Zehn Uhr, nach Bad und Rasur.

(Salben für ewige Jugend und eine gewisse erotische Ausstrahlung kommen aus Plastikbehältern.)

Ich trag die Taube ins Arbeitszimmer;

ich erneuere den Kreidekreis um meinen alten Dell 310,

häng Amulette in die vier Ecken des Monitors

und tu, was getan werden muss, mit der Taube.

Dann schalte ich den Computer ein: er rattert und summt,

der Ventilator im Innern bläst wie die Winde auf alten Meeren,

bereit, arme Kauffahrer zu ertränken.

Nach der Autoexec piepst er:

Ich will, ich will, ich will …





II.

Zwei Uhr und ich streife durch mein vertrautes London

– oder das, was mein vertrautes London war, ehe der Cursor gewisse Gewissheiten löschte.

Ich sehe einen Krawattenträger,

der den Psion Organizer in seiner Brusttasche säugt,

das serielle Interface sucht an seiner Brust nach Nahrung,

vertrautes Gefühl, und mein Atem formt Dampfwolken in der Luft.

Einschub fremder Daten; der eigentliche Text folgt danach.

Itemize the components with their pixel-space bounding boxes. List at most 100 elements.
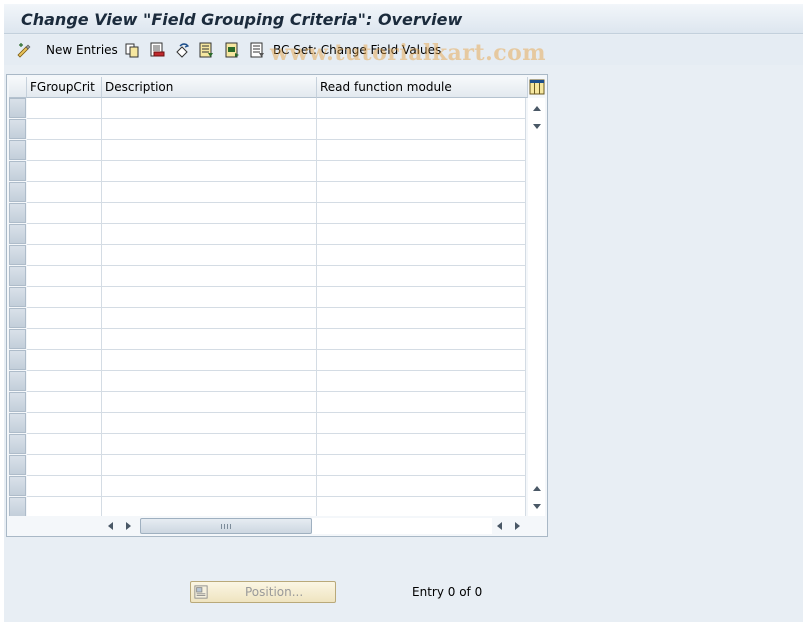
cell-read-function-module[interactable] bbox=[317, 476, 526, 496]
undo-change-button[interactable] bbox=[174, 40, 190, 60]
cell-description[interactable] bbox=[102, 413, 317, 433]
cell-description[interactable] bbox=[102, 161, 317, 181]
cell-read-function-module[interactable] bbox=[317, 371, 526, 391]
row-selector[interactable] bbox=[9, 371, 26, 391]
cell-fgroupcrit[interactable] bbox=[27, 329, 102, 349]
cell-description[interactable] bbox=[102, 392, 317, 412]
cell-read-function-module[interactable] bbox=[317, 392, 526, 412]
cell-description[interactable] bbox=[102, 245, 317, 265]
cell-fgroupcrit[interactable] bbox=[27, 203, 102, 223]
cell-read-function-module[interactable] bbox=[317, 497, 526, 517]
cell-fgroupcrit[interactable] bbox=[27, 392, 102, 412]
change-display-button[interactable] bbox=[16, 40, 32, 60]
cell-read-function-module[interactable] bbox=[317, 350, 526, 370]
scroll-up-button[interactable] bbox=[528, 118, 545, 135]
table-settings-button[interactable] bbox=[528, 77, 545, 97]
row-selector[interactable] bbox=[9, 413, 26, 433]
cell-description[interactable] bbox=[102, 182, 317, 202]
cell-read-function-module[interactable] bbox=[317, 224, 526, 244]
scroll-page-up-button[interactable] bbox=[528, 100, 545, 117]
row-selector[interactable] bbox=[9, 476, 26, 496]
scroll-left-button-2[interactable] bbox=[492, 519, 506, 533]
cell-fgroupcrit[interactable] bbox=[27, 287, 102, 307]
row-selector[interactable] bbox=[9, 98, 26, 118]
cell-description[interactable] bbox=[102, 119, 317, 139]
cell-description[interactable] bbox=[102, 329, 317, 349]
row-selector[interactable] bbox=[9, 119, 26, 139]
cell-description[interactable] bbox=[102, 287, 317, 307]
delete-button[interactable] bbox=[149, 40, 165, 60]
scroll-left-button[interactable] bbox=[103, 519, 117, 533]
row-selector[interactable] bbox=[9, 161, 26, 181]
cell-fgroupcrit[interactable] bbox=[27, 140, 102, 160]
cell-description[interactable] bbox=[102, 266, 317, 286]
scroll-right-button-2[interactable] bbox=[510, 519, 524, 533]
cell-read-function-module[interactable] bbox=[317, 98, 526, 118]
cell-description[interactable] bbox=[102, 140, 317, 160]
scroll-right-button[interactable] bbox=[121, 519, 135, 533]
cell-read-function-module[interactable] bbox=[317, 434, 526, 454]
cell-description[interactable] bbox=[102, 476, 317, 496]
cell-read-function-module[interactable] bbox=[317, 329, 526, 349]
bc-set-change-field-values-button[interactable]: BC Set: Change Field Values bbox=[273, 40, 441, 60]
row-selector[interactable] bbox=[9, 455, 26, 475]
horizontal-scroll-track[interactable] bbox=[312, 518, 492, 534]
row-selector[interactable] bbox=[9, 245, 26, 265]
cell-fgroupcrit[interactable] bbox=[27, 413, 102, 433]
cell-description[interactable] bbox=[102, 224, 317, 244]
deselect-all-button[interactable] bbox=[249, 40, 265, 60]
cell-description[interactable] bbox=[102, 455, 317, 475]
cell-fgroupcrit[interactable] bbox=[27, 245, 102, 265]
cell-read-function-module[interactable] bbox=[317, 161, 526, 181]
cell-read-function-module[interactable] bbox=[317, 140, 526, 160]
cell-description[interactable] bbox=[102, 203, 317, 223]
row-selector[interactable] bbox=[9, 140, 26, 160]
cell-read-function-module[interactable] bbox=[317, 266, 526, 286]
row-selector[interactable] bbox=[9, 224, 26, 244]
select-block-button[interactable] bbox=[224, 40, 240, 60]
row-selector[interactable] bbox=[9, 392, 26, 412]
select-all-rows-header[interactable] bbox=[9, 77, 27, 98]
row-selector[interactable] bbox=[9, 266, 26, 286]
cell-fgroupcrit[interactable] bbox=[27, 98, 102, 118]
cell-fgroupcrit[interactable] bbox=[27, 371, 102, 391]
cell-read-function-module[interactable] bbox=[317, 245, 526, 265]
row-selector[interactable] bbox=[9, 329, 26, 349]
cell-description[interactable] bbox=[102, 98, 317, 118]
cell-fgroupcrit[interactable] bbox=[27, 434, 102, 454]
cell-read-function-module[interactable] bbox=[317, 119, 526, 139]
horizontal-scroll-thumb[interactable] bbox=[140, 518, 312, 534]
select-all-button[interactable] bbox=[198, 40, 214, 60]
cell-read-function-module[interactable] bbox=[317, 413, 526, 433]
cell-fgroupcrit[interactable] bbox=[27, 161, 102, 181]
row-selector[interactable] bbox=[9, 434, 26, 454]
row-selector[interactable] bbox=[9, 350, 26, 370]
new-entries-button[interactable]: New Entries bbox=[46, 40, 118, 60]
copy-as-button[interactable] bbox=[124, 40, 140, 60]
row-selector[interactable] bbox=[9, 203, 26, 223]
cell-fgroupcrit[interactable] bbox=[27, 455, 102, 475]
cell-read-function-module[interactable] bbox=[317, 287, 526, 307]
cell-fgroupcrit[interactable] bbox=[27, 308, 102, 328]
scroll-down-page-up-button[interactable] bbox=[528, 480, 545, 497]
cell-fgroupcrit[interactable] bbox=[27, 497, 102, 517]
cell-read-function-module[interactable] bbox=[317, 182, 526, 202]
cell-fgroupcrit[interactable] bbox=[27, 224, 102, 244]
row-selector[interactable] bbox=[9, 182, 26, 202]
cell-description[interactable] bbox=[102, 308, 317, 328]
cell-description[interactable] bbox=[102, 434, 317, 454]
row-selector[interactable] bbox=[9, 497, 26, 517]
cell-fgroupcrit[interactable] bbox=[27, 350, 102, 370]
cell-read-function-module[interactable] bbox=[317, 455, 526, 475]
scroll-page-down-button[interactable] bbox=[528, 498, 545, 515]
row-selector[interactable] bbox=[9, 287, 26, 307]
cell-description[interactable] bbox=[102, 350, 317, 370]
column-header-fgroupcrit[interactable]: FGroupCrit bbox=[27, 77, 102, 98]
cell-read-function-module[interactable] bbox=[317, 203, 526, 223]
column-header-description[interactable]: Description bbox=[102, 77, 317, 98]
vertical-scrollbar[interactable] bbox=[528, 98, 545, 516]
cell-fgroupcrit[interactable] bbox=[27, 182, 102, 202]
cell-fgroupcrit[interactable] bbox=[27, 266, 102, 286]
row-selector[interactable] bbox=[9, 308, 26, 328]
cell-description[interactable] bbox=[102, 497, 317, 517]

Kalt wie ein Todeshauch diese Tage in London,

man soll nicht denken, dass erst November ist,

und unter der Erde hört man das Rumpeln von Zügen.

Seltsam: UBahnen sind beinah Legende heutzutage,

halten nur noch für Jungfrauen und jene, die reinen Herzens sind;

nächster Halt Avalon, Lyonesse oder die Inseln der Seligen. Vielleicht

kriegst du eine Postkarte, vielleicht auch nicht.

Wie dem auch sei, ein Blick in den Abgrund beweist:

unter London ist kein Platz mehr für Züge;

Ich wärme mir die Hände über einem Schlund.

Flammen züngeln herauf.

Dort unten ist ein grinsender Dämon, er sieht mich, winkt, formt Worte,

überdeutlich, als sei ich taub, weit fort oder Ausländer.

Seine Verkaufsveranstaltung ist perfekt: Er mimt einen Dwarror Clone,

mimt Software jenseits meiner Vorstellungskraft,

Albertuns Magnus ARChived auf drei Disketten,

Claviculae Solomon für VGA, CGA, Vierfarb oder Monochrome,

mimt

und mimt

und mimt.

Die Touristen lehnen sich über die Balustraden der Hölle,

begaffen die Verdammten

(vielleicht das Schlimmste an der Verdammnis;

ewige Qualen kann man in würdevollem Schweigen ertragen, allein,

doch ein Publikum, das Chips und Pommes und Maronen frisst,

ein Publikum, das nur mäßig interessiert ist …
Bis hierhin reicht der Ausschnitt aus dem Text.